It’s Not Halftime in America, Clint. It’s time to pull the quitters from the game.

Clint Eastwood is now on record, denying there were political motives behind his “Halftime in America” Super Bowl ad for the U.S. auto industry. Regardless, the ad went viral, largely because the “two teams” metaphor is perfect for the upcoming election. Most commentators have largely focused on what the two teams have done domestically, but it’s the foreign policy parallels that are most striking. War is most certainly not a game, but sometimes the symbolism fits: when it was halftime in the Iraq War, Harry Reid literally forfeited the game.

It was just under five years ago that Senator Reid held a press conference to announce, “Now I believe, myself, that Secretary of State, the Secretary of defense – and you have to make your decision as to what the president knows – that this war is lost. And that the surge is not accomplishing anything as indicated by the extreme violence in Iraq yesterday. ” When the Bush Administration was trying to regroup and find a way to secure victory, Senator Reid and the major players in the Democratic Party were throwing in the towel. If Eli Manning took career advice from Senator Reid, the Giants would have packed it in after their second regular season loss to the Washington Redskins!

The Democrat Party’s quarterback, Nancy Pelosi, is no different. In 2005 Pelosi held her own press conference and declared, “The war in Afghanistan is over.” Oddly enough, the very same Democratic Party now frames President Obama’s handling of both wars in terms of a “win” for the administration! Perhaps Tom Coughlin should have interrupted Madonna’s halftime show to announce that the Giants were boarding the plane early and heading back to New York.

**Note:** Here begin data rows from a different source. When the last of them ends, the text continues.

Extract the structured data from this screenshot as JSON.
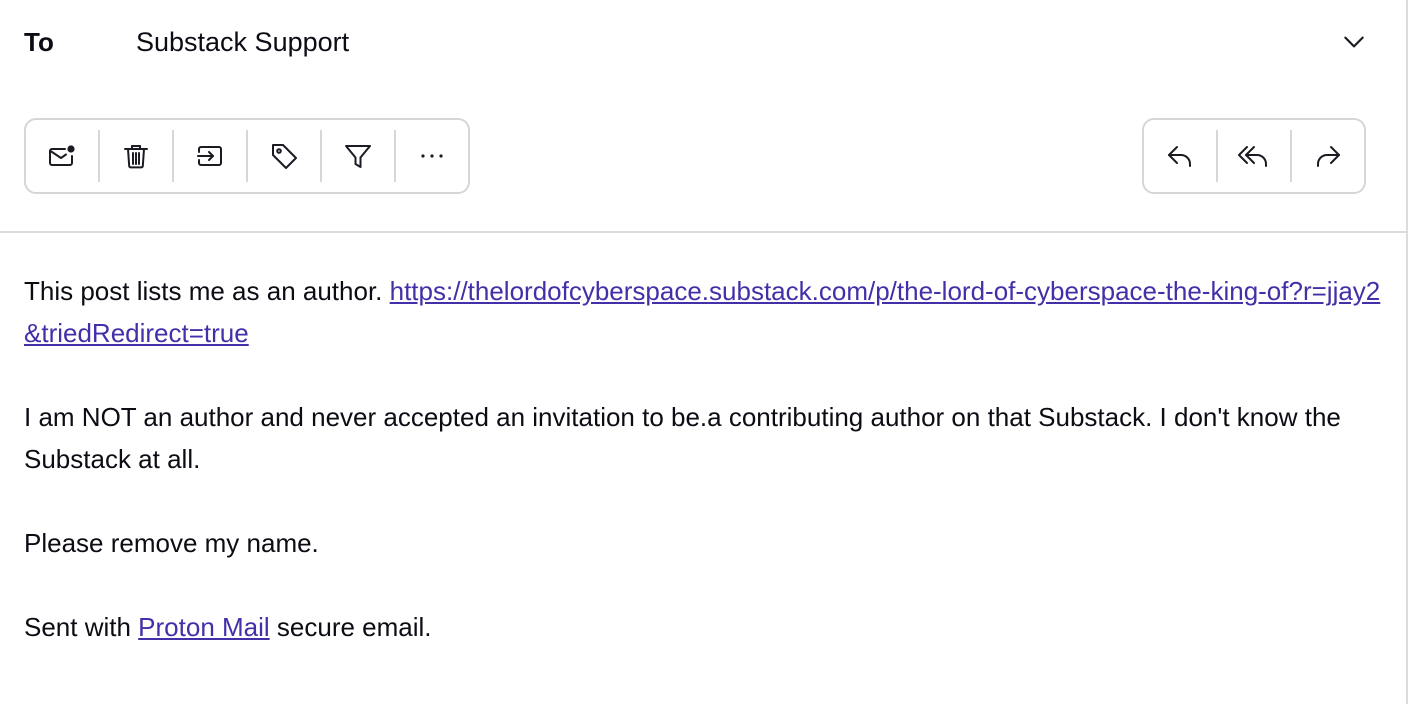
{
  "header": {
    "to_label": "To",
    "to_value": "Substack Support",
    "expand_icon": "chevron-down-icon"
  },
  "toolbar_left": [
    {
      "name": "mark-unread-button",
      "icon": "envelope-dot-icon",
      "label": "Mark as unread"
    },
    {
      "name": "trash-button",
      "icon": "trash-icon",
      "label": "Move to trash"
    },
    {
      "name": "move-button",
      "icon": "move-to-folder-icon",
      "label": "Move to"
    },
    {
      "name": "label-button",
      "icon": "tag-icon",
      "label": "Label as"
    },
    {
      "name": "filter-button",
      "icon": "filter-icon",
      "label": "Filter"
    },
    {
      "name": "more-button",
      "icon": "more-dots-icon",
      "label": "More"
    }
  ],
  "toolbar_right": [
    {
      "name": "reply-button",
      "icon": "reply-icon",
      "label": "Reply"
    },
    {
      "name": "reply-all-button",
      "icon": "reply-all-icon",
      "label": "Reply all"
    },
    {
      "name": "forward-button",
      "icon": "forward-icon",
      "label": "Forward"
    }
  ],
  "message": {
    "p1_text": "This post lists me as an author. ",
    "p1_link": "https://thelordofcyberspace.substack.com/p/the-lord-of-cyberspace-the-king-of?r=jjay2&triedRedirect=true",
    "p2": "I am NOT an author and never accepted an invitation to be.a contributing author on that Substack. I don't know the Substack at all.",
    "p3": "Please remove my name.",
    "signature_prefix": "Sent with ",
    "signature_link": "Proton Mail",
    "signature_suffix": " secure email."
  },
  "colors": {
    "link": "#4330a8",
    "border": "#d6d6d6",
    "text": "#0c0c14"
  }
}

As voters go to the booths in a matter of months, they should remember Clint Eastwood’s Super Bowl commercial. If the Iranian nuclear crisis were to explode – literally – within the next four years (or within the next few months, as Defense Secretary Leon Panetta has predicted), do we really want a team on the field that tries to quit with every shift of momentum? It isn’t halftime in America, Mr. Eastwood. It’s just time to put the quitters on the bench.